По приезду генерал-лейтенант, конечно, навестил сестрицу, и Анфиса уговорила его принять молодую соседку, мужа которой посадили в тюрьму «без достаточных оснований». Генерал назначил время и внимательно выслушал Нину. Беседу стенографировал секретарь с погонами майора. Нина рассказала, что во время аварии муж остался на тонущем судне с капитаном, спас судовые карты, судовую кассу, «мореходки» экипажа и, ничего не взял из заработанного в рейсе. Прокурора больше интересовал социальный аспект: происхождение, откуда родом, где близкие, участие в войне. Нина объяснила, что все родные истреблены в период оккупации, муж воевал офицером, командиром минометного взвода. В 43-ем тяжело ранили, получил инвалидность.

- Деточка, а ты обращалась к прокурору? – спросил генерал.

- Обращалось неоднократно, но меня даже не захотели слушать, - ответила жена.

- Ты понимаешь, я же государственный человек, - генерал нахмурился. – Нy, ладно, чем смогу – помогу.

Через месяц Круммы тряслись в плацкартном вагоне. Когда демобилизованные матросы рвали меха гармошки-тулки, Вовочка пугался. Крумм надел китель с шевронами и попросил «закрыть пар на гудок».

- На китобойку в Одессе еще набирают?- спросили флотские.

- Я два года там не был, - сказал Крумм.

- Из рейса?

- Нет, из тюрьмы.

Второй помощник Годына отсидел пять лет «от звонка до звонка» и после освобождения умер от кавернозного туберкулеза.

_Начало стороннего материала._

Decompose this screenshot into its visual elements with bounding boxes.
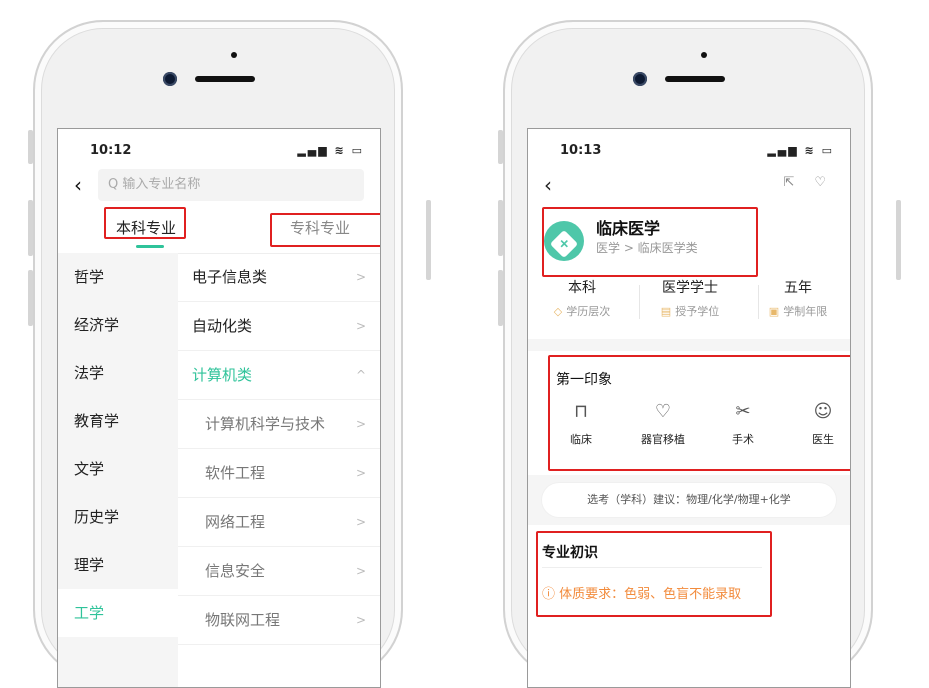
phone-frame-right: 10:13 ▂▄▆ ≋ ▭ ‹ ⇱ ♡ + 临床医学 医学 > 临床医学类 本科… [503,20,873,688]
search-bar-row: ‹ Q 输入专业名称 [58,169,380,201]
category-item[interactable]: 经济学 [58,301,178,349]
earpiece-speaker [665,76,725,82]
major-item[interactable]: 物联网工程 > [178,596,380,645]
subject-advice: 选考（学科）建议：物理/化学/物理+化学 [542,483,836,517]
back-icon[interactable]: ‹ [544,173,552,197]
subcategory-item[interactable]: 电子信息类 > [178,253,380,302]
stat-value: 本科 [568,280,596,296]
screen-major-list: 10:12 ▂▄▆ ≋ ▭ ‹ Q 输入专业名称 本科专业 专科专业 哲学 经济… [57,128,381,688]
front-camera [163,72,177,86]
status-icons: ▂▄▆ ≋ ▭ [767,144,834,157]
detail-nav-bar: ‹ ⇱ ♡ [528,173,850,197]
category-item-active[interactable]: 工学 [58,589,178,637]
status-bar: 10:13 ▂▄▆ ≋ ▭ [528,143,850,161]
major-label: 计算机科学与技术 [205,415,326,433]
mute-switch [498,130,503,164]
duration-icon: ▣ [768,305,780,318]
front-sensor [701,52,707,58]
subcategory-item-expanded[interactable]: 计算机类 ^ [178,351,380,400]
stat-value: 医学学士 [662,280,718,296]
power-button [896,200,901,280]
major-item[interactable]: 网络工程 > [178,498,380,547]
chevron-right-icon: > [355,564,366,578]
phone-frame-left: 10:12 ▂▄▆ ≋ ▭ ‹ Q 输入专业名称 本科专业 专科专业 哲学 经济… [33,20,403,688]
subcategory-label: 电子信息类 [192,268,268,286]
stat-degree-awarded: 医学学士 ▤ 授予学位 [640,277,740,319]
stat-label: 学历层次 [566,305,611,318]
front-sensor [231,52,237,58]
major-item[interactable]: 软件工程 > [178,449,380,498]
active-tab-indicator [136,245,164,248]
screen-major-detail: 10:13 ▂▄▆ ≋ ▭ ‹ ⇱ ♡ + 临床医学 医学 > 临床医学类 本科… [527,128,851,688]
status-time: 10:13 [560,143,602,158]
status-bar: 10:12 ▂▄▆ ≋ ▭ [58,143,380,161]
degree-level-icon: ◇ [553,305,563,318]
highlight-box-major-header [542,207,758,277]
subcategory-label: 计算机类 [192,366,253,384]
category-sidebar: 哲学 经济学 法学 教育学 文学 历史学 理学 工学 [58,253,178,687]
volume-down-button [498,270,503,326]
section-separator [528,339,850,351]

Старпом Алехин отбывал срок, где-то на Яне или на Лене, командовал буксиром, условия были терпимыми. В 53-ем оставшийся год ему скостили, но амнистия выглядела насмешкой. В родное Балтийское пароходство его не взяли. Алехин приезжал в Одессу, просился в ЧМП, получил отказ и уехал, даже не попрощавшись с Круммом. Старпом Крумм в 60-е получил представление на капитана, и капитанил до 91-го.